= Ann Peoples (Antarctic manager) =

US anthropologist and business manager

Ann Peoples, an American anthropologist and business manager, was the first American woman to serve in a significant leadership role in Antarctica when she was appointed manager of the Berg Field Center at the McMurdo Station in 1986. She went on to manage Palmer Station from 1991 to 1995.

Peoples studied anthropology at Wheaton College, Massachusetts, graduating in 1979. From 1981, she worked for the United States Antarctic Research Program (USARP) for 14 years, initially as a driver. In 1986, she was appointed manager of the Berg Field Center.
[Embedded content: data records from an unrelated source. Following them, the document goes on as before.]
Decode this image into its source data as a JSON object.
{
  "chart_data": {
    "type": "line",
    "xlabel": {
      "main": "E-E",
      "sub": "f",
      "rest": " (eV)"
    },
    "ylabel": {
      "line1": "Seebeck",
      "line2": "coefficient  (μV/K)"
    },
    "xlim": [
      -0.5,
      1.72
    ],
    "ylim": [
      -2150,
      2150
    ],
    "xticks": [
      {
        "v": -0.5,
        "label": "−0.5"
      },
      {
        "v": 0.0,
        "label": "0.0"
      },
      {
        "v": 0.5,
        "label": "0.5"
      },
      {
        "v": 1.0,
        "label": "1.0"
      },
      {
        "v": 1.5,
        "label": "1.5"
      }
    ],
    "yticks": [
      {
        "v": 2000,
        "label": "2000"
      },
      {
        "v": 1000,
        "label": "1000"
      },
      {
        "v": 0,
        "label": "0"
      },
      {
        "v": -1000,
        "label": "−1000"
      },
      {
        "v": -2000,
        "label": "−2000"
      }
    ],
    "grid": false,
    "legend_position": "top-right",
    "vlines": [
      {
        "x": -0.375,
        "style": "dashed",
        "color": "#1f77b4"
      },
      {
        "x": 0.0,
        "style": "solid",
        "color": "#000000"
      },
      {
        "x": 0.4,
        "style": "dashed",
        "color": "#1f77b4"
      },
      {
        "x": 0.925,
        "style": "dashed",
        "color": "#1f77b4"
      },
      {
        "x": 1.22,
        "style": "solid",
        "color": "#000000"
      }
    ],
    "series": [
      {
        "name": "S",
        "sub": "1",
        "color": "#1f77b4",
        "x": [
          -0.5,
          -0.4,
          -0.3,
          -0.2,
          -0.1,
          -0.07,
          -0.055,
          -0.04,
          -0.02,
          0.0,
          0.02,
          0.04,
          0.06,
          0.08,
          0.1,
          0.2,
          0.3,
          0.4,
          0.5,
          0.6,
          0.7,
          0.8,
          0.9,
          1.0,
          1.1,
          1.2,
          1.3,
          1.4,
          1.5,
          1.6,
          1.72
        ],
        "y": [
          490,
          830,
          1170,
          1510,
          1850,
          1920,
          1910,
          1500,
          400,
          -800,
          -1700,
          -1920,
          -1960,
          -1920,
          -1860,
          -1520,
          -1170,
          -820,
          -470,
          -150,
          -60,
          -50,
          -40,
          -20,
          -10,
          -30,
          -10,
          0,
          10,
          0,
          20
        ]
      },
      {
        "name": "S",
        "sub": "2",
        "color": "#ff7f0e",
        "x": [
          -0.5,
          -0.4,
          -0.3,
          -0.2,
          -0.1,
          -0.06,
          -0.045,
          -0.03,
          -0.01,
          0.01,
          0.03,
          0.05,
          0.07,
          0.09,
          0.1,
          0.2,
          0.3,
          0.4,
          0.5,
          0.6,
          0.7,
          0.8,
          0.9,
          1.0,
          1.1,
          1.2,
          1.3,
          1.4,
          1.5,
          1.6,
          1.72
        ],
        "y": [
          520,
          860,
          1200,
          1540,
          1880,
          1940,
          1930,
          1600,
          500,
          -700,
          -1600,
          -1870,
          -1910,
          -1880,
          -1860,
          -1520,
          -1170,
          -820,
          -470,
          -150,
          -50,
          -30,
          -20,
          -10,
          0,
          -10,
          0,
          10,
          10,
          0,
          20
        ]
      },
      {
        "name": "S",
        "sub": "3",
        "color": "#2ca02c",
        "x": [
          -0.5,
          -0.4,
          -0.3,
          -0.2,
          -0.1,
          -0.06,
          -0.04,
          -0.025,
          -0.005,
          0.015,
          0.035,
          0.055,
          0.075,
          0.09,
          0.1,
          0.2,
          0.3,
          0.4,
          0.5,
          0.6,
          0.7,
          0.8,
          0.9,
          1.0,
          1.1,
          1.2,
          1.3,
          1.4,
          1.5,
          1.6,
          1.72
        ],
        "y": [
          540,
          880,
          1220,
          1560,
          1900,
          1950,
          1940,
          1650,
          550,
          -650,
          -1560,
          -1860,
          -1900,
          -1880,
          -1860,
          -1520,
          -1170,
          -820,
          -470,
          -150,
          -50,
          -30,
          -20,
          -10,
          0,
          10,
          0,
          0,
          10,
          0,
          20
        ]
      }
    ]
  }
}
It was seasonal work which combined well with her employment as an archaeologist with the Bureau of Land Management. She was the first women in the Antarctic to have a job title as manager when she became the Berg Field Center Manager from 1986 to 1989. The facility provided outdoor equipment and survival training at McMurdo Station. In 1991, she became the first woman to manage a USAP station when she was appointed manager of the Palmer Station on Anvers Island in 1991.

In 1998, Peoples Rocks off the coast of Anvers Island was named after Ann Peoples. After her work in Antarctica, Peoples worked as Deputy Program Director for chemical weapons demilitarization at Johnston Atoll, Hawaii where she became the first woman to receive the Commander's Award for Public Service. She then returned to California where she studied at the University of California, Irvine, where she earned an MBA in 2003. She then joined Thomson Advisors, Virginia, specializing in management consulting services.